Another highlight of his career is illustrating the popular series of vehicle books, (including I Stink!, a monologue by a garbage truck), written by his wife, the author, Kate McMullan, which Amazon has transformed into the animated series, The Stinky and Dirty Show.
A standout in James McMullan’s work for magazines is the group of journalistic illustrations of a Brooklyn Disco that he painted for New York Magazine that became the visual inspiration for the movie Saturday Night Fever.
James McMullan’s long fascination with drawing the human figure led him to teach drawing for many years at the School of Visual Arts and to write High-Focus Drawing, which describes his approach to understanding and drawing the figure. In 2011, at the request of editors at The New York Times, McMullan created a 12-part online tutorial on drawing that was titled, Line by Line.
Along with his illustrated memoir, Leaving China, his other books are Revealing Illustrations, The Theater Posters of James McMullan and More McMullans.
James McMullan’s art has been exhibited in Paris, Tokyo and Shanghai as well as many museums and galleries in the U.S. In 2011 the New York Library of Performing Arts mounted an exhibit, McMullan Posters: Gesture as Design, and in 2012 a retrospective exhibit of his art opened at the School of Visual Arts Gallery in connection with Mr. McMullan being elected into the school’s Master Series Awards.

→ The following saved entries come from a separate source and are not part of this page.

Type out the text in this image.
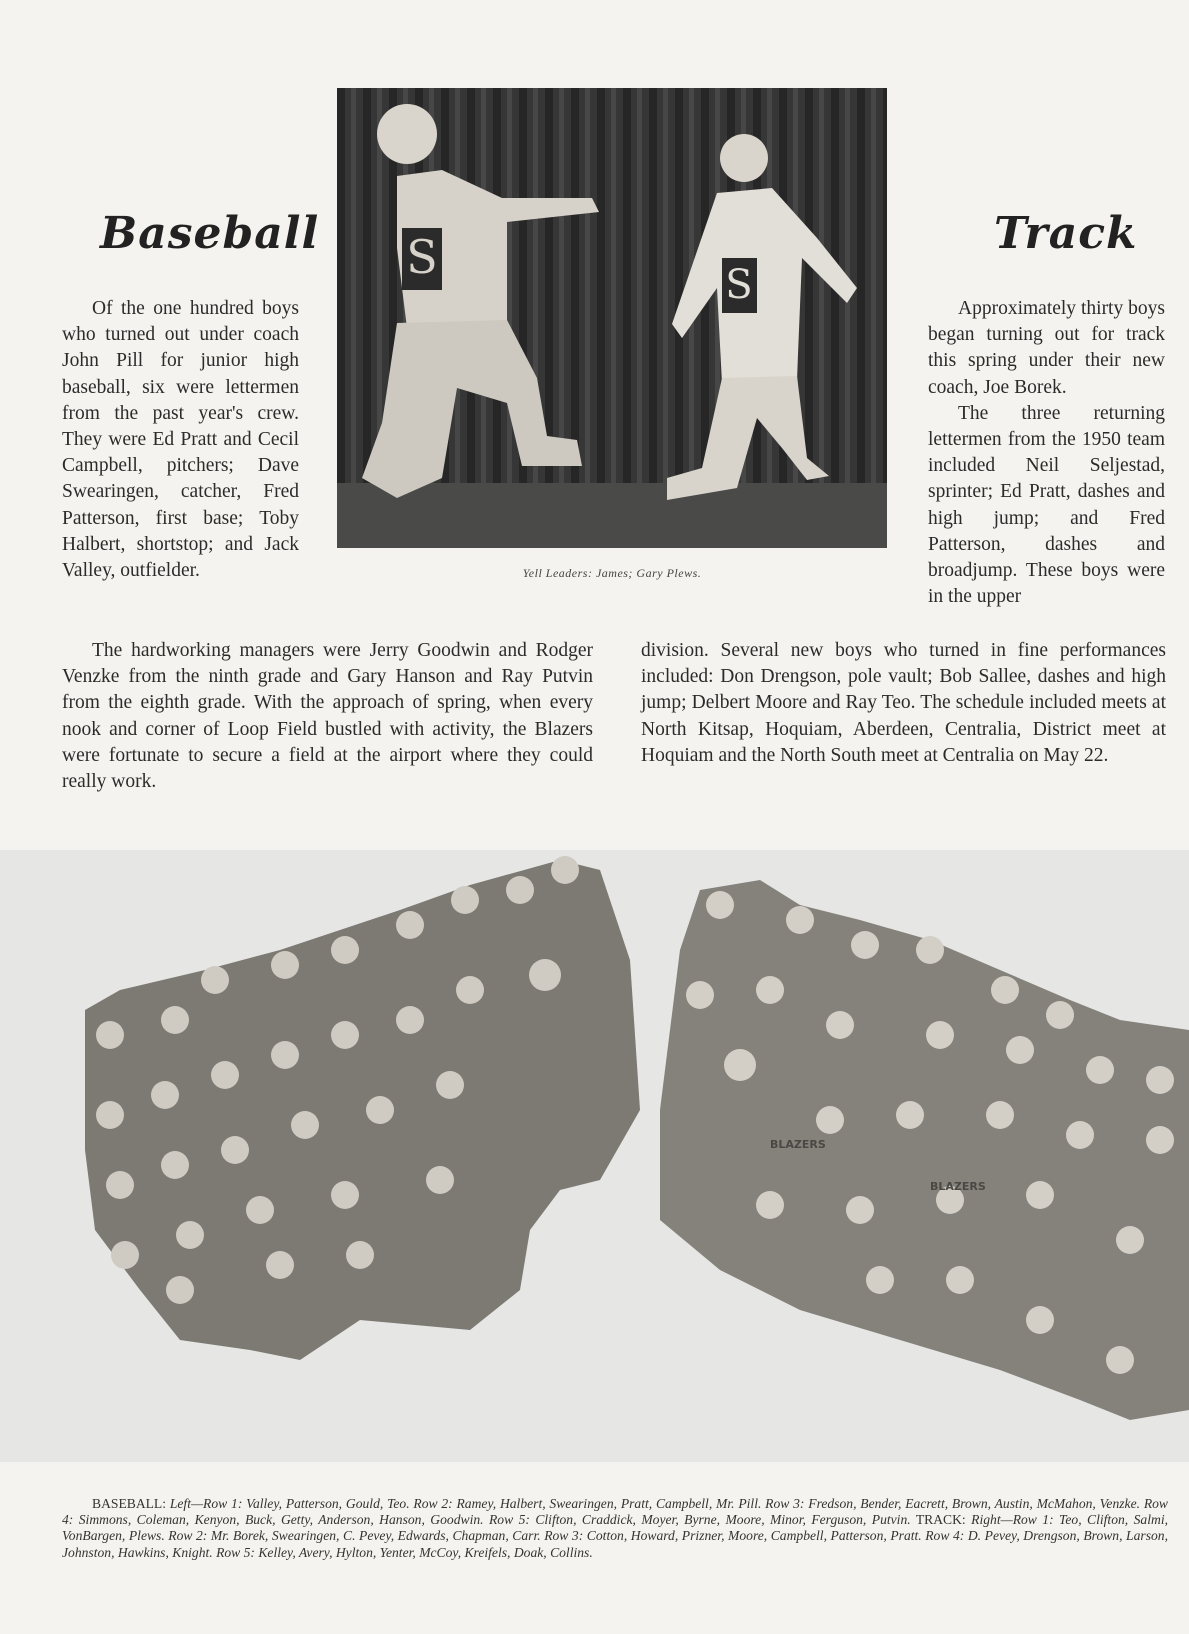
Baseball	Track

Of the one hundred boys who turned out under coach John Pill for junior high baseball, six were lettermen from the past year's crew. They were Ed Pratt and Cecil Campbell, pitchers; Dave Swearingen, catcher, Fred Patterson, first base; Toby Halbert, shortstop; and Jack Valley, outfielder.

Approximately thirty boys began turning out for track this spring under their new coach, Joe Borek.

The three returning lettermen from the 1950 team included Neil Seljestad, sprinter; Ed Pratt, dashes and high jump; and Fred Patterson, dashes and broadjump. These boys were in the upper

The hardworking managers were Jerry Goodwin and Rodger Venzke from the ninth grade and Gary Hanson and Ray Putvin from the eighth grade. With the approach of spring, when every nook and corner of Loop Field bustled with activity, the Blazers were fortunate to secure a field at the airport where they could really work.

division. Several new boys who turned in fine performances included: Don Drengson, pole vault; Bob Sallee, dashes and high jump; Delbert Moore and Ray Teo. The schedule included meets at North Kitsap, Hoquiam, Aberdeen, Centralia, District meet at Hoquiam and the North South meet at Centralia on May 22.

S
S
Yell Leaders: James; Gary Plews.
BLAZERS
BLAZERS

BASEBALL: Left—Row 1: Valley, Patterson, Gould, Teo. Row 2: Ramey, Halbert, Swearingen, Pratt, Campbell, Mr. Pill. Row 3: Fredson, Bender, Eacrett, Brown, Austin, McMahon, Venzke. Row 4: Simmons, Coleman, Kenyon, Buck, Getty, Anderson, Hanson, Goodwin. Row 5: Clifton, Craddick, Moyer, Byrne, Moore, Minor, Ferguson, Putvin. TRACK: Right—Row 1: Teo, Clifton, Salmi, VonBargen, Plews. Row 2: Mr. Borek, Swearingen, C. Pevey, Edwards, Chapman, Carr. Row 3: Cotton, Howard, Prizner, Moore, Campbell, Patterson, Pratt. Row 4: D. Pevey, Drengson, Brown, Larson, Johnston, Hawkins, Knight. Row 5: Kelley, Avery, Hylton, Yenter, McCoy, Kreifels, Doak, Collins.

A travelling exhibit of the original watercolors from his memoir, Leaving China, has been mounted at the Society of Illustrators and the Century Club in New York City, the Rhode Island School of Design and is scheduled for the Norman Rockwell Museum and Washington University in 2019.
In the December 2017 issue of Vanity Fair, Mark Rozzo writes, "He is to modern-day New York what Toulouse-Lautrec was to 19th-century Paris."